Stopping or not starting treatment
Sometimes a doctor decides not to administer antibiotics to a seriously ill patient who also contracts pneumonia. Normally, a doctor would treat pneumonia, but due to the patient's serious situation, he decides not to. The patient will probably soon die, partly as a result of this decision. We call this not starting treatment.
In other cases, a doctor may decide to stop treatment. Consider for instance a patient who is in a long-term coma and who is being fed by means of a feeding tube, whereby the doctor decides to remove the feeding tube. Because the patient no longer receives food and (other) fluids, death can be expected within a few days.
Sometimes not starting or stopping treatment can be combined under one heading, namely abstinence.
The key question behind all these decisions is: is it responsible to not start treatment or to stop treatment for a patient? And: what is the underlying motive?
Why not start or stop treatment?
Clearly, a doctor will not lightly decide not to start or to stop treatment. There is always a reason for this. That reason is extremely important. In general, two reasons can be distinguished:
- the doctor considers the treatment to be pointless, or
- the doctor thinks the life is pointless, due to the serious illness or serious handicap.
In practice, this distinction is blurred, because a judgement about whether a treatment makes sense is always connected with the general situation of the patient. For instance, a high-dosage chemotherapy with a young cancer patient may make sense, while the same treatment for an old patient would be too much of a burden, and so be pointless.
Yet it is important to distinguish between these two reasons. Because we may not pass judgement on the meaning of life, however ill the patient is. If we confess that life is given by God, then it is not for us to give a value judgement (really: to pass sentence). But we should ask ourselves whether the treatment makes sense. After all, not every treatment makes sense. Sometimes a treatment has more disadvantages (side-effects) than advantages. This does not serve the patient's welfare.
Not starting treatment
In general, a doctor will decide not to start treatment, if the advantages of the treatment no longer weigh up against the disadvantages. For instance, a seriously ill patient is no longer given antibiotics, because the drug would have no effect. If a patient is dying, a doctor will not usually artificially administer food (drip) or fluids (infusion), although the patient no longer drinks anything, because this treatment would be too taxing. Such a treatment would no longer be compassionate, neither does it fit into the (natural) dying process in which the requirement for fluids is strongly reduced and the demand for food disappears altogether.
It is totally different if a doctor does not start treatment, because he considers the patient's life to have no meaning. Consider for instance a surgeon who refuses to operate a child because the child has Down's syndrome. Then the doctor is really passing judgement on the meaning of life, rather than about the point of the treatment. It is not for us to pass this judgement.
The same applies to stopping treatment.
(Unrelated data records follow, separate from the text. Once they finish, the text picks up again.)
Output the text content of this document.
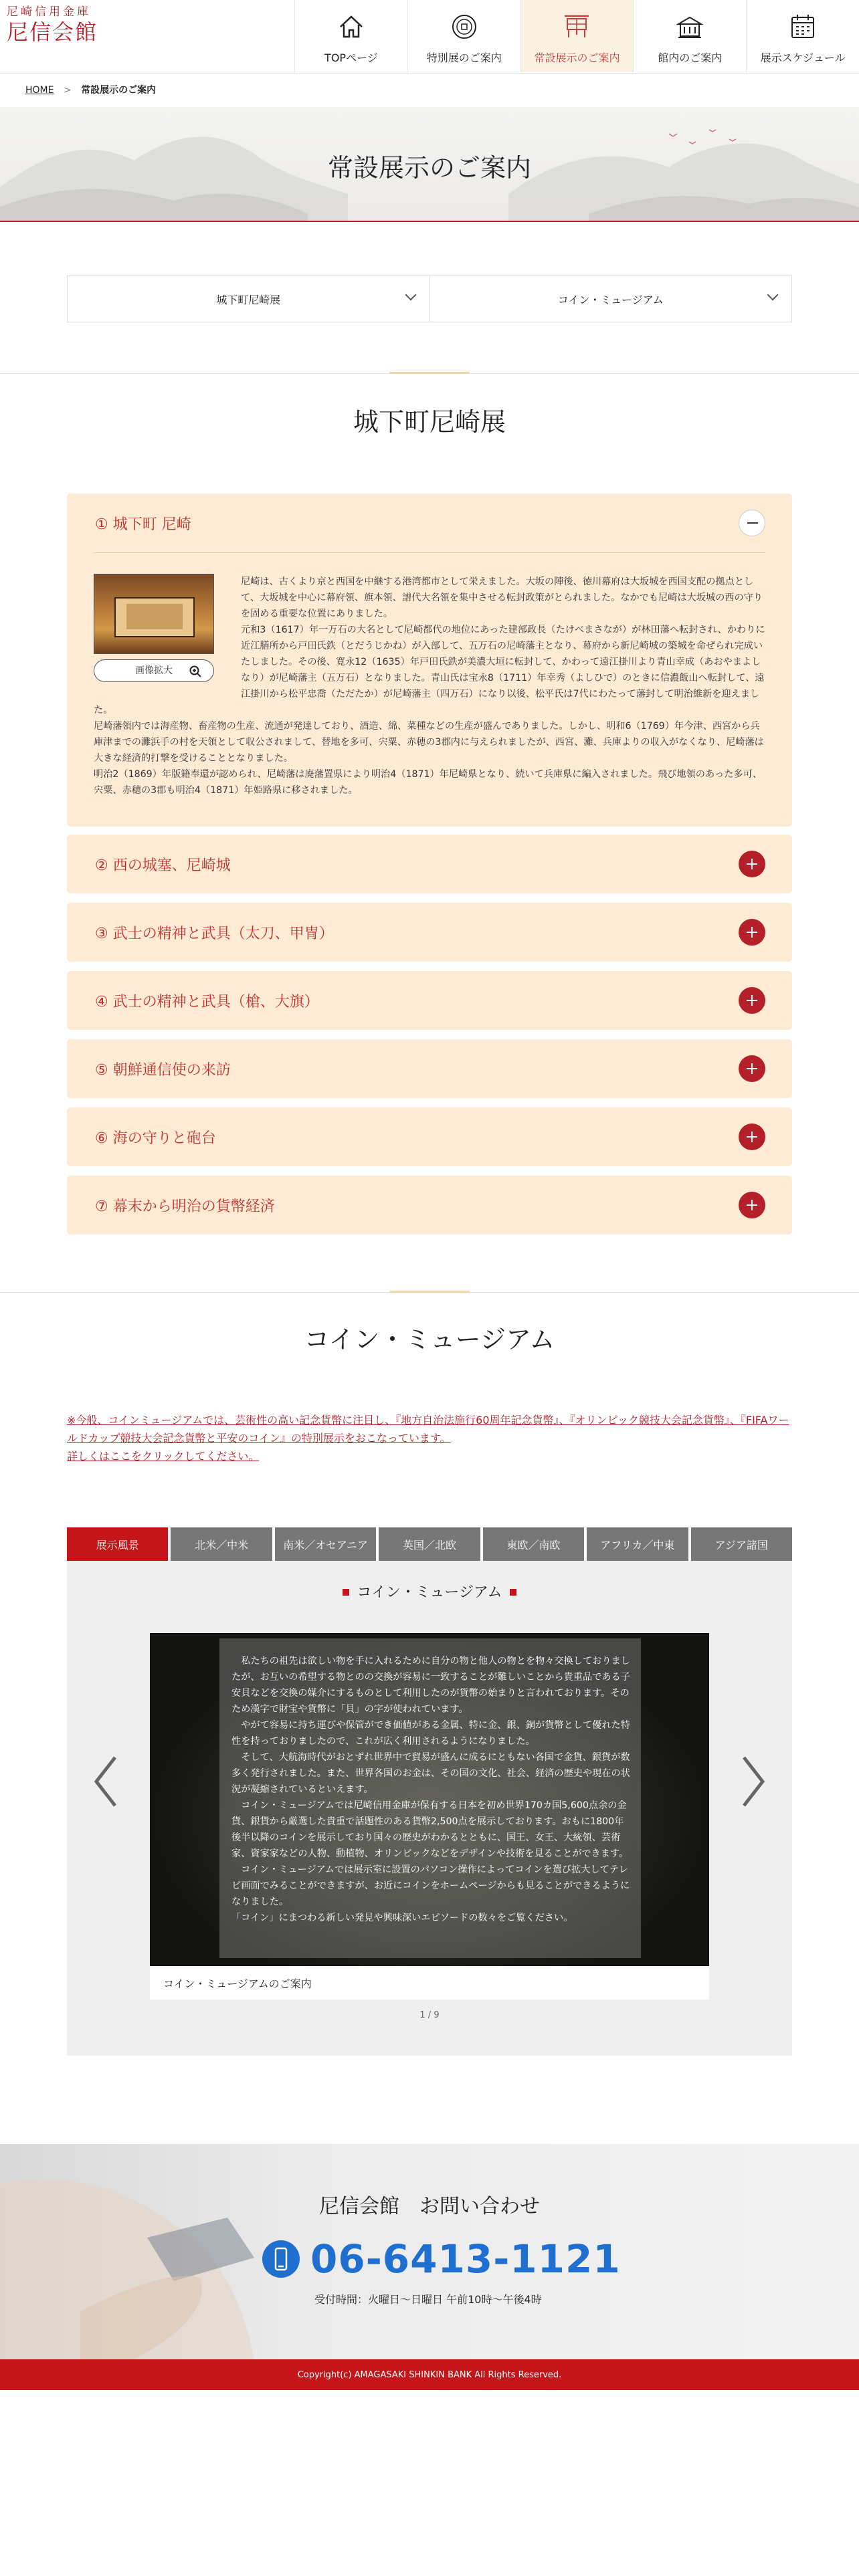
尼崎信用金庫
尼信会館
TOPページ	特別展のご案内	常設展示のご案内	館内のご案内	展示スケジュール
HOME > 常設展示のご案内
常設展示のご案内
城下町尼崎展	コイン・ミュージアム
城下町尼崎展
① 城下町 尼崎
画像拡大
尼崎は、古くより京と西国を中継する港湾都市として栄えました。大坂の陣後、徳川幕府は大坂城を西国支配の拠点として、大坂城を中心に幕府領、旗本領、譜代大名領を集中させる転封政策がとられました。なかでも尼崎は大坂城の西の守りを固める重要な位置にありました。
元和3（1617）年一万石の大名として尼崎都代の地位にあった建部政長（たけべまさなが）が林田藩へ転封され、かわりに近江膳所から戸田氏鉄（とだうじかね）が入部して、五万石の尼崎藩主となり、幕府から新尼崎城の築城を命ぜられ完成いたしました。その後、寛永12（1635）年戸田氏鉄が美濃大垣に転封して、かわって遠江掛川より青山幸成（あおやまよしなり）が尼崎藩主（五万石）となりました。青山氏は宝永8（1711）年幸秀（よしひで）のときに信濃飯山へ転封して、遠江掛川から松平忠喬（ただたか）が尼崎藩主（四万石）になり以後、松平氏は7代にわたって藩封して明治維新を迎えました。
尼崎藩領内では海産物、畜産物の生産、流通が発達しており、酒造、綿、菜種などの生産が盛んでありました。しかし、明和6（1769）年今津、西宮から兵庫津までの灘浜手の村を天領として収公されまして、替地を多可、宍粟、赤穂の3郡内に与えられましたが、西宮、灘、兵庫よりの収入がなくなり、尼崎藩は大きな経済的打撃を受けることとなりました。
明治2（1869）年版籍奉還が認められ、尼崎藩は廃藩置県により明治4（1871）年尼崎県となり、続いて兵庫県に編入されました。飛び地領のあった多可、宍粟、赤穂の3郡も明治4（1871）年姫路県に移されました。
② 西の城塞、尼崎城
③ 武士の精神と武具（太刀、甲冑）
④ 武士の精神と武具（槍、大旗）
⑤ 朝鮮通信使の来訪
⑥ 海の守りと砲台
⑦ 幕末から明治の貨幣経済
コイン・ミュージアム
※今般、コインミュージアムでは、芸術性の高い記念貨幣に注目し、『地方自治法施行60周年記念貨幣』、『オリンピック競技大会記念貨幣』、『FIFAワールドカップ競技大会記念貨幣と平安のコイン』の特別展示をおこなっています。
詳しくはここをクリックしてください。
展示風景	北米／中米	南米／オセアニア	英国／北欧	東欧／南欧	アフリカ／中東	アジア諸国
コイン・ミュージアム
　私たちの祖先は欲しい物を手に入れるために自分の物と他人の物とを物々交換しておりましたが、お互いの希望する物とのの交換が容易に一致することが難しいことから貴重品である子安貝などを交換の媒介にするものとして利用したのが貨幣の始まりと言われております。そのため漢字で財宝や貨幣に「貝」の字が使われています。
　やがて容易に持ち運びや保管ができ価値がある金属、特に金、銀、銅が貨幣として優れた特性を持っておりましたので、これが広く利用されるようになりました。
　そして、大航海時代がおとずれ世界中で貿易が盛んに成るにともない各国で金貨、銀貨が数多く発行されました。また、世界各国のお金は、その国の文化、社会、経済の歴史や現在の状況が凝縮されているといえます。
　コイン・ミュージアムでは尼崎信用金庫が保有する日本を初め世界170カ国5,600点余の金貨、銀貨から厳選した貴重で話題性のある貨幣2,500点を展示しております。おもに1800年後半以降のコインを展示しており国々の歴史がわかるとともに、国王、女王、大統領、芸術家、資家家などの人物、動植物、オリンピックなどをデザインや技術を見ることができます。
　コイン・ミュージアムでは展示室に設置のパソコン操作によってコインを選び拡大してテレビ画面でみることができますが、お近にコインをホームページからも見ることができるようになりました。
「コイン」にまつわる新しい発見や興味深いエピソードの数々をご覧ください。
コイン・ミュージアムのご案内
1 / 9
尼信会館　お問い合わせ
06-6413-1121
受付時間：火曜日〜日曜日 午前10時〜午後4時
Copyright(c) AMAGASAKI SHINKIN BANK All Rights Reserved.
Usually a doctor will stop treatment, if the disadvantages will apparently be greater than the advantages. If for instance a drip feed can no longer be tolerated, then this treatment must be reduced and stopped. If the dialysis treatment becomes ever more taxing for a weak patient, the doctor will eventually have to stop this treatment.
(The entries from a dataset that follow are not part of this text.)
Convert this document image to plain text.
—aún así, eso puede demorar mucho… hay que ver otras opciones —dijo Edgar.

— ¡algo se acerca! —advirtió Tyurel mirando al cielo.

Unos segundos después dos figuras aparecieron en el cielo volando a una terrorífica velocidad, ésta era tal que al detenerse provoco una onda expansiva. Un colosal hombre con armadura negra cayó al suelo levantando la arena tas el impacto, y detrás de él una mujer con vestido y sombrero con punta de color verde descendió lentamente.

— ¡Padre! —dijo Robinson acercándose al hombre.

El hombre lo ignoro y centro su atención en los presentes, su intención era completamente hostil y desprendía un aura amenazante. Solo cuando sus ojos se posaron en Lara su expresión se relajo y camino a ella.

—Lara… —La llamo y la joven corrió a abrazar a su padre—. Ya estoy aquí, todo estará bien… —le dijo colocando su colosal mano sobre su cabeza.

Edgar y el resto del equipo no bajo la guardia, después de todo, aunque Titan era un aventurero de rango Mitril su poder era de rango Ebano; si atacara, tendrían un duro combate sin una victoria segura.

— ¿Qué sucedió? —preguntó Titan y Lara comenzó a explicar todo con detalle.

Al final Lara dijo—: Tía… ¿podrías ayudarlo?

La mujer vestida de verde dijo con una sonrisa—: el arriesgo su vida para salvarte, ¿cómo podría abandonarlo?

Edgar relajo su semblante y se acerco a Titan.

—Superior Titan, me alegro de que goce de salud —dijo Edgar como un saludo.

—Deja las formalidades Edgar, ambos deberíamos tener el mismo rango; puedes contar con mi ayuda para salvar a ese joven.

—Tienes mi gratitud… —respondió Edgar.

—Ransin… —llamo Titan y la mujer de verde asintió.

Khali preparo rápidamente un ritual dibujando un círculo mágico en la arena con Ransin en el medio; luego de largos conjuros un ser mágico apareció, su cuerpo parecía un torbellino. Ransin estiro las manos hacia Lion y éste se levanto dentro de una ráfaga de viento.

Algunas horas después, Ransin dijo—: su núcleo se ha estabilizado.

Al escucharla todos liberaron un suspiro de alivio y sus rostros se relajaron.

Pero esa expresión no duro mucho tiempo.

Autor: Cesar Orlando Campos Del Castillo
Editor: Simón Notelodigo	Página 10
Unfortunately, when stopping a treatment, the meaning of life is soon taken into account. To avoid this, it is important to carefully weigh the advantages and disadvantages of the treatment. So the doctor will have to provide a clear explanation. It is sometimes advisable to give the family a period of consideration (because usually the patient himself can no longer decide), before agreeing with the doctor. During this time for consideration, the family can obtain advice from for instance a consultation desk of the NPV (Dutch Patients Association). By the way, this also applies for the health carer, certainly if there are any doubts about the motive for the policy change. Good communication with the doctor is essential in this respect.